Mais rien n'y fait : le silence est absolu, et l'homme est fou.

Finalement, les Pokémon arrêtent leur spectacle effrayant. L'homme se calme un peu, tant que la scène reste vide. Mais alors, une lueur nouvelle s'allume. Une lueur moins électrique que celles des guirlandes décorant pauvrement la place. Elle provient du fond de la scène, et se rapproche petit à petit.

L'être qui s'avance n'est pas humain, mais pas vraiment Pokémon non plus. De lui, on ne distingue que l'étincellement de son corps, qui cache le reste. L'obscurité de la nuit semble disparaître totalement autour de lui.

Il contemple longuement l'assistance, dévisage chaque personne, chaque Pokémon présent. Tous, dès son arrivée se sont figés. Si le silence n'était pas déjà si parfait, nul doute qu'il serait apparu très rapidement.

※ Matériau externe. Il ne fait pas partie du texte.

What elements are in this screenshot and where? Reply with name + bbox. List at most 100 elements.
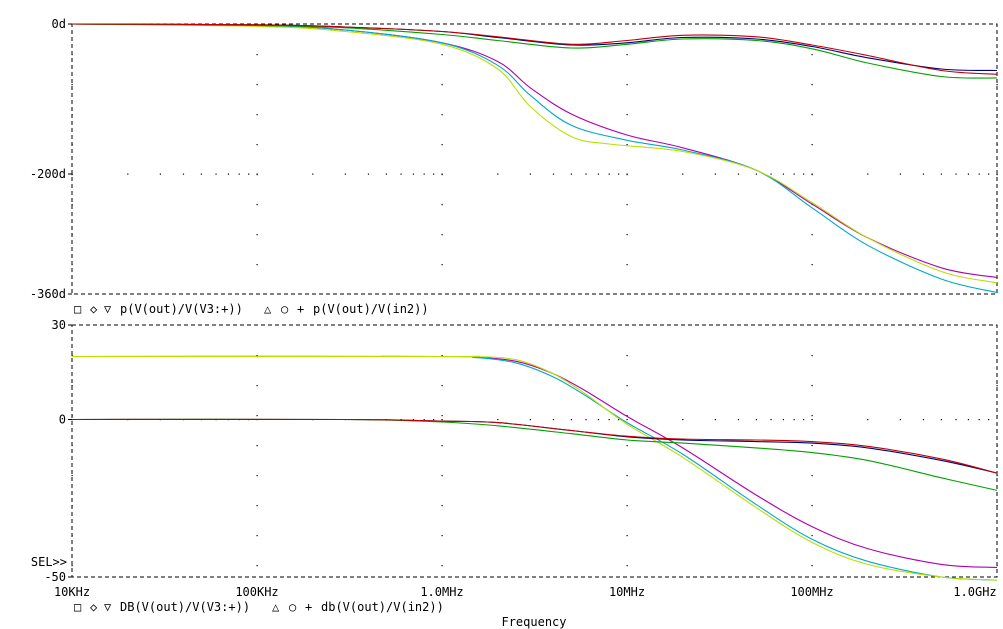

L'être s'arrête finalement sur l'homme seul un peu plus loin, semblant être le premier à le remarquer. Il ouvre alors la bouche, s'apprêtant à prendre la parole.

L'homme tressaillit. Il sent revenir d'un instant à l'autre cette sensation désagréable de voir des choses supposées produire un bruit, sans parvenir à les entendre. De dépit, il se couvre les oreilles et ferme les yeux.

Le dieu Pokémon, alors, prend la parole, et pour la première fois de la nuit parvient à rompre le silence.

Un sursaut, et l'homme se réveille, en sueur, dans les ténèbres de sa chambre.